2 – Ao contrário do que sucedia na vigência do RJIFNA [redacção do DL n.º 394/93, de 24 de Novembro], o elemento “apropriação” não integra, actualmente, o tipo de ilícito, tendo portanto deixado de ser um crime de resultado, sob a forma de comissão por acção, e passado a ser um crime de mera actividade – ou, no caso, de mera inactividade.
3 – A conduta típica respectiva traduz-se, pois, numa omissão pura, cujo comportamento lesivo se esgota com a não entrega, total ou parcial, pelas entidades empregadoras, às instituições de segurança social, dentro de determinado prazo, do montante das contribuições deduzidas às remunerações devidas aos trabalhadores e membros dos órgãos sociais, por estes legalmente devidas.
4 – Tal como decorre desde logo da fundamentação do Acórdão de Uniformização de Jurisprudência n.º 6/2008, publicado no DR, I Série, de 15-05-2008, o prazo de 90 dias a que se refere a alínea a) do n.º 4 do art.º 105º do RGIT configura mera condição objectiva de punibilidade que, situada totalmente fora do perímetro de delimitação da infracção penal enquanto categoria autónoma de tipo de ilícito e de culpa, não pode por conseguinte ter qualquer interferência ou repercussão no momento consumativo daquele ilícito típico, que continua a ocorrer no termo do prazo legal de entrega da prestação devida.

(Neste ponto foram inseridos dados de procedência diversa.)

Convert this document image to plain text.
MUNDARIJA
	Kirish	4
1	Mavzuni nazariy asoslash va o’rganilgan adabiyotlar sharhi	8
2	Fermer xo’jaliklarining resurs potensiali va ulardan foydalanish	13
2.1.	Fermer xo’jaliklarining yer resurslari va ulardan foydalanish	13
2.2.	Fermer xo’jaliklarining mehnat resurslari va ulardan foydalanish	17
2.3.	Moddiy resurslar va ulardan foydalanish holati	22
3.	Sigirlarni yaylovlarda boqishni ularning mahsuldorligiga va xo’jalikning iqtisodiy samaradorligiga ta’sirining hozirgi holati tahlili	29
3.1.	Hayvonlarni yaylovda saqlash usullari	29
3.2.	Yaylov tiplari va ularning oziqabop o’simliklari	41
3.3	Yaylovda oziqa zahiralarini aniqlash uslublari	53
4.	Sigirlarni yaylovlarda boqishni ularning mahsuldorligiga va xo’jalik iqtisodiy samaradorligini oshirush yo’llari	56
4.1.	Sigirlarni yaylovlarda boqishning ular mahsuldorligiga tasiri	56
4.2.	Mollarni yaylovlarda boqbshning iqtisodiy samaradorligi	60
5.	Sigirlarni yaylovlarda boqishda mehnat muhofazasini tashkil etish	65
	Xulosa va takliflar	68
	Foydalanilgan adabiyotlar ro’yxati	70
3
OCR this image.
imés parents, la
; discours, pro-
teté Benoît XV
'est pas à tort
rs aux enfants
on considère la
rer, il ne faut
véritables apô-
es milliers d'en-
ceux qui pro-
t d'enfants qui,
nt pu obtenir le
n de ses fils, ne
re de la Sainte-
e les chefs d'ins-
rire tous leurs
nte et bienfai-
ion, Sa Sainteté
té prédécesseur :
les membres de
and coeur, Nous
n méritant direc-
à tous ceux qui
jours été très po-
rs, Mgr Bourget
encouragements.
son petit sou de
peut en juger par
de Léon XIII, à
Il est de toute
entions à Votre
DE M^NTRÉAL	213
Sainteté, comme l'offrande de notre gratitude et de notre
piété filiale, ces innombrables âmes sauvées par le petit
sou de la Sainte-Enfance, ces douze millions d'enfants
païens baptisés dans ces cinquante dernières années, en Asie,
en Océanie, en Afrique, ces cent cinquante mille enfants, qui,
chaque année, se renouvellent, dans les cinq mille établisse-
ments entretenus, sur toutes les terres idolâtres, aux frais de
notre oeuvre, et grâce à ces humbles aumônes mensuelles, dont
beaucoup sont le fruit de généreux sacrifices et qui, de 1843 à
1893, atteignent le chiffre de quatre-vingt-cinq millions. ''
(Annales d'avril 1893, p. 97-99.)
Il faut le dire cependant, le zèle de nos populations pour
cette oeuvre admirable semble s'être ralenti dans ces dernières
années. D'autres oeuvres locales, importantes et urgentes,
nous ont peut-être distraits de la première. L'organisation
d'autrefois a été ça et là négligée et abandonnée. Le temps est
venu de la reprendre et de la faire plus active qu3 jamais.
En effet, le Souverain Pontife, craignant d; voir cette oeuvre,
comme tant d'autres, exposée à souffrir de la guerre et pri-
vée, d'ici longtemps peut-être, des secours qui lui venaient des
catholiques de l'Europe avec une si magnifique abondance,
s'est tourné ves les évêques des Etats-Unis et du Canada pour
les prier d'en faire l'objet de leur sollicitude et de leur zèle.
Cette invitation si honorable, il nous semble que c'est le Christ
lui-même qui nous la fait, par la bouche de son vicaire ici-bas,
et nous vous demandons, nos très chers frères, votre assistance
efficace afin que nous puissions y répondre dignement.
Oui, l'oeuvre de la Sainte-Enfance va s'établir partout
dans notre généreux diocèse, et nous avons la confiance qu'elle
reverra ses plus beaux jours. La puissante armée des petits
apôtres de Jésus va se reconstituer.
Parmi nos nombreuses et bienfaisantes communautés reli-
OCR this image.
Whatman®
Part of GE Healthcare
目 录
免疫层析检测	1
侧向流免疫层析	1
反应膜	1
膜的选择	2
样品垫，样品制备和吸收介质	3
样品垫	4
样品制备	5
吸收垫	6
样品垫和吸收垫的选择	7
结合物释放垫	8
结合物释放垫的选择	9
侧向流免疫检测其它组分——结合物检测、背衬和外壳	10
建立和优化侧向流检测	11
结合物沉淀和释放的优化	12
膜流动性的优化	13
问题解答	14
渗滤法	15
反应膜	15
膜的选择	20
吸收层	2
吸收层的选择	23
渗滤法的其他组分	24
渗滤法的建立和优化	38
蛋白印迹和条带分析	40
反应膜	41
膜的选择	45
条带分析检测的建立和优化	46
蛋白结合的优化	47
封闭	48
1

5 – Não é por isso convocável ao caso a figura da desistência da tentativa nos crimes formais, figura essa que parte, por seu turno, da distinção entre a denominada “consumação formal ou típica” – que se verifica logo que o comportamento doloso preenche a totalidade do tipo objectivo –, e a “consumação material” – que ocorre apenas com a “realização completa do conteúdo do ilícito em vista do qual foi erigida a incriminação”, ou seja, “com a verificação do resultado que interessa ainda à valoração do ilícito por directamente atinente aos bens jurídicos tutelados e à função de protecção da norma”.
6 – De resto, para além de relevar no contexto da desistência da tentativa, como o comprova a circunstância de uma tal distinção ser pressuposto do art. 24.º, n.º 1 do Código Penal, a referida distinção (entre consumação formal e material) tem também campo de aplicação quando «a produção de um resultado releva (se bem que não ao nível do tipo de ilícito) para a definição da espécie de crime».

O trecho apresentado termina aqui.